Enfin, cela peut écraser la multiplicité qui anime l’idéalisme allemand, d’autant plus que cette unité est pensée à partir des critiques formulées par Hegel contre les premiers écrits de Fichte et Schelling, alors même que Schelling survécut 24 ans à Hegel et publia une philosophie dont on put dire qu’elle résolut les apories hégéliennes. En d’autres termes, c’est une démarche qui, pour défendable qu’elle soit, prend pour acquises les critiques de Hegel contre les jeunes Fichte et Schelling, alors même que ces derniers continuèrent à écrire après que furent émises de telles critiques. D’où d’ailleurs le scepticisme d’un Vetö à l’encontre de cette idée d’unité de l’idéalisme allemand, précisément parce que Schelling chercha à faire émerger de l’irréductible face à la subjectivité transcendantale : à ses yeux, le kantisme est à l’origine de deux voies : « L’une qui progresse sur la lancée de la découverte du pouvoir a priori de la subjectivité pour aboutir à l’idéalisme absolu. L’autre qui reconnaît les limites de la subjectivité et la réalité irréductible de la transcendance. »17

C’est pourquoi la méthode de Kroner est à la fois fort séduisante, extrêmement efficace en matière didactique car la linéarité ou la courbe ascendante confère à ce moment philosophique une intelligibilité considérable, mais elle ne saurait être admise comme telle sans réserve.
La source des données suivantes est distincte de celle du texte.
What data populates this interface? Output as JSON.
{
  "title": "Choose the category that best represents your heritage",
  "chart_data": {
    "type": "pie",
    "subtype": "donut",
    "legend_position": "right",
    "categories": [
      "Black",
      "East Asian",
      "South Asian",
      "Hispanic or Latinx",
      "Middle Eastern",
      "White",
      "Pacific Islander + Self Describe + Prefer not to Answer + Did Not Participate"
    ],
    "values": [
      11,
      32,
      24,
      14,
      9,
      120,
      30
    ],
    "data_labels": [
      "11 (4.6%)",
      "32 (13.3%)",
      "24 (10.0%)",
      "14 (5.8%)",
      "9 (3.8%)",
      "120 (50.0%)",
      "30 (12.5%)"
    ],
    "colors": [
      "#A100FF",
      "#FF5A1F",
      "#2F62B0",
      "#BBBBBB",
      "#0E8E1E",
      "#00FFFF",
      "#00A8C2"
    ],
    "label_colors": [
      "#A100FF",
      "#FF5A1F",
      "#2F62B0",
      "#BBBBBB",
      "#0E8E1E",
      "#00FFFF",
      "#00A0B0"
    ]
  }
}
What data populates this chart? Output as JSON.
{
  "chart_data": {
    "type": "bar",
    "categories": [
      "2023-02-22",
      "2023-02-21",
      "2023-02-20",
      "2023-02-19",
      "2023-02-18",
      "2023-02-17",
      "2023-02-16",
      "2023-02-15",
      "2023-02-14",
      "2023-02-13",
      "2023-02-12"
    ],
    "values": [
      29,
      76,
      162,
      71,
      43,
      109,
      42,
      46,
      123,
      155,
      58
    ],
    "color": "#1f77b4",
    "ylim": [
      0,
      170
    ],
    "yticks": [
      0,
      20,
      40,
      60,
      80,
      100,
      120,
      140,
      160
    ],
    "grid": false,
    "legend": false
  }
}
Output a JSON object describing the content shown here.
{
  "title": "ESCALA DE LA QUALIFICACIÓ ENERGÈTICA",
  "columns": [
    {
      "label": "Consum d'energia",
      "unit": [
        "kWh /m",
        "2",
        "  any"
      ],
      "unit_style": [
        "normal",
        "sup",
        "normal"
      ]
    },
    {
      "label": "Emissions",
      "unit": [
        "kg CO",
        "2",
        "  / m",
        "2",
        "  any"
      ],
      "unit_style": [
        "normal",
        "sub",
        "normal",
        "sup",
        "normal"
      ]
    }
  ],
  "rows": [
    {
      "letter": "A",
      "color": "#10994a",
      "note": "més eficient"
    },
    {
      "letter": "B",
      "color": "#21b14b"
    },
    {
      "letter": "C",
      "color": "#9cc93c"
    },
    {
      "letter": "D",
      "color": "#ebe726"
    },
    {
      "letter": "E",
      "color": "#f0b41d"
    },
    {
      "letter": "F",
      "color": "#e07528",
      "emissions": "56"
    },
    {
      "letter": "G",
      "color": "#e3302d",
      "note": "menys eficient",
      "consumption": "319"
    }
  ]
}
Kroner affirme en effet que « L’idéalisme allemand de Kant à Hegel doit, dans son développement, être appréhendé comme un tout : comme une ligne qui, conformément à une loi qui lui est inhérente, mais qui ne s’imprime qu’en elle, s’élance dans une courbe grandiose. Notre présentation veut faire re-vivre la force d’où sourd ce mouvement ; elle veut appréhender les systèmes in statu nascendi ou bien les replacer dans cet état, elle veut non seulement restituer les « doctrines » dans leur contenu doctrinal dogmatique, mais encore les replonger dans le courant de l’évolution, à l’origine de l’esprit vivant, et les laisser ressurgir de cet élément fluide sous une nouvelle forme. »18 Mais ce « tout » a sans doute davantage de marges qu’il ne veut bien le dire, marges qui tiennent tant aux solutions proposées au problème kantien – et cartésien – qu’au style qui, pour enthousiaste qu’il soit, ne saurait être écrasé sous l’unité de cet enthousiasme. Une fois encore, B. Bourgeois a peut-être une position plus modérée et plus juste quand il admet à la fois la diversité de l’idéalisme et l’unité réelle de la foi de ses acteurs en la raison. D’où sa synthèse subtile : « Tout en fixant, à chaque fois, les différences entre les apports de Kant, Fichte, Schelling et Hegel, nous avons eu le souci de faire apparaître en sa signification commune le grand geste rationaliste qu’ils ont illustré chacun à leur manière et dont il nous semble qu’il peut et doit encore constituer pour nous une incitation vraiment exemplaire à faire face aux grands problèmes de l’heure en les pensant vraiment. »19

C : La démarche critique : l’insuffisante réflexion kantienne

La conséquence de la méthode de Kroner est que si l’idéalisme allemand est une courbe menant de Kant à Hegel, alors tout ce qui précède Hegel est lacunaire ou très imparfait, quoique marqué par le sceau du grandiose. Cela amène Kroner à une démarche double, sans cesse renouvelée, qui consiste à opérer systématiquement en deux temps. D’abord, il présente la thèse de l’auteur en un domaine précis, puis il en propose une approche critique, souvent d’inspiration hégélienne, afin de montrer à la fois les contradictions de la thèse et la nécessité de les résoudre sous une forme précisément hégélienne. Il faut reconnaître à Kroner un double mérite : tout d’abord la présentation qu’il fait de la pensée de Kant et de Fichte est admirable ; il essaie en effet de les rendre claires, précises, et en restitue la teneur d’une façon extrêmement convaincante ; sans doute n’existe-t-il pas en français, à la notable exception des leçons de Jacques Rivelaygue, de présentation plus éclairante de la philosophie kantienne que ce texte. Par ailleurs, les critiques qu’il formule, pour hégéliennes qu’elles soient, n’en sont pas moins souvent pertinentes, et bien plus essentielles que les pointes d’épingle sur lesquelles peuvent parfois discuter les spécialistes. Nous sommes avec Kroner dans un cadre où les questions que pose le kantisme sont abordées comme telles, avec le souci majeur de tester leur cohérence et leur sens. On est loin, très loin, des problèmes de seconde main portant sur la nature de la pensée kantienne (est-elle conforme à la nature que lui a prêtée Heidegger ?) et l’on se voit ainsi ramené à l’essentiel.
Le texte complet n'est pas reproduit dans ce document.